Mongabay.co.id

Ekspedisi Susur Sungai, Perjuangan Kaum Perempuan Bebaskan Sungai Surabaya dari Pencemaran

 

 

Sejumlah perahu memenuhi Sungai Surabaya di kawasan Wringinanom, Gresik. Tampak belasan perempuan di perahu itu memegang Bendera Merah Putih. Mereka tengah memperingati Hari Kemerdekaan Republik Indonesia di Sungai Surabaya, tepat pada tanggal 17 Agustus 2020. Momen ini juga sebagai tanda dimulainya ekspedisi susur sungai Perempuan Pejuang Kali Surabaya [PPKS].
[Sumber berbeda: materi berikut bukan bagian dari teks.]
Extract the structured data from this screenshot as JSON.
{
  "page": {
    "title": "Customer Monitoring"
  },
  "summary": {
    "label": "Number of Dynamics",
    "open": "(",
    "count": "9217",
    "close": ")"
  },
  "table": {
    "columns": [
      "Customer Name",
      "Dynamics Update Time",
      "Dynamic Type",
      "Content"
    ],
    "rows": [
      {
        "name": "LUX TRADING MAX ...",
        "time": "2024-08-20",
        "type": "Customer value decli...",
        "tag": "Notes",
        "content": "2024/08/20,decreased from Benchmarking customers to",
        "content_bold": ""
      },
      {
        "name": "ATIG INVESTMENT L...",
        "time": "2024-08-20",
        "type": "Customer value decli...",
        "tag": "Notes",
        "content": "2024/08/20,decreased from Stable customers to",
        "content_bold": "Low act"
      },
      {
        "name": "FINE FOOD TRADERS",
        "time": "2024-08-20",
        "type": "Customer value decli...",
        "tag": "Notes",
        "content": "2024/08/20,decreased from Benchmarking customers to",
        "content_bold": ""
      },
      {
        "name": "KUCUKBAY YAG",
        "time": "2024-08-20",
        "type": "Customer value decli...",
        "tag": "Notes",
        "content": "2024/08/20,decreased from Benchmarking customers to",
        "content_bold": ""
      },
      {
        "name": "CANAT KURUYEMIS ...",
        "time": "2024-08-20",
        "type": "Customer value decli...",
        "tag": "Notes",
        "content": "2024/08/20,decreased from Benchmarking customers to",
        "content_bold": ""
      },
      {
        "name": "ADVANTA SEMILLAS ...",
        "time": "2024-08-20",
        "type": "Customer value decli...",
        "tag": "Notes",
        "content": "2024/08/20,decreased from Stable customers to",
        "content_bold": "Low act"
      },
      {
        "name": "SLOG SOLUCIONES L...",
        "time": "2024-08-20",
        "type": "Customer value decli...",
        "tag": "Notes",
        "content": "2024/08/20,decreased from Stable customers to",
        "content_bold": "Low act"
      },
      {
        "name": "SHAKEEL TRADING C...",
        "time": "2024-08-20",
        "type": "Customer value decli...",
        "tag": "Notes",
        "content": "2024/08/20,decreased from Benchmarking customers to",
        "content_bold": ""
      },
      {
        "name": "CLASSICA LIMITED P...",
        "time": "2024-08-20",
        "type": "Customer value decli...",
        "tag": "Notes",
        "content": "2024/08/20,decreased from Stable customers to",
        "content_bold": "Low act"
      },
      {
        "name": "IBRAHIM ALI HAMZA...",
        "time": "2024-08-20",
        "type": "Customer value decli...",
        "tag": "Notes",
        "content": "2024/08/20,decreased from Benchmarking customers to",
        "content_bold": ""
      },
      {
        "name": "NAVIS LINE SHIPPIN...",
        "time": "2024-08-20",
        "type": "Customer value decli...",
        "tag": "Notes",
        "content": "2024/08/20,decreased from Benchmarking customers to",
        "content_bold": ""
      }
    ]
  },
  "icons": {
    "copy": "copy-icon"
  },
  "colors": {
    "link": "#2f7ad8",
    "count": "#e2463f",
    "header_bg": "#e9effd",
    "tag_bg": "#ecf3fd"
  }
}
Kelompok PPKS dideklarasikan pada 15 Agustus 2020 di Wringinanom, Gresik, sebagai reaksi atas kondisi Sungai Surabaya yang semakin tercemar sampah, khususnya plastik dan popok. Mereka bertekad melindungi dan membebaskan sungai ini dari pencemaran.

Keberadaan Sungai Surabaya, menurut juru bicara PPKS, Nely Agustina, sangat penting bagi kehidupan masyarakat. Tidak hanya untuk perekonomian, sungai ini juga sumber air baku Perusahaan Daerah Air Minum (PDAM) sejumlah daerah.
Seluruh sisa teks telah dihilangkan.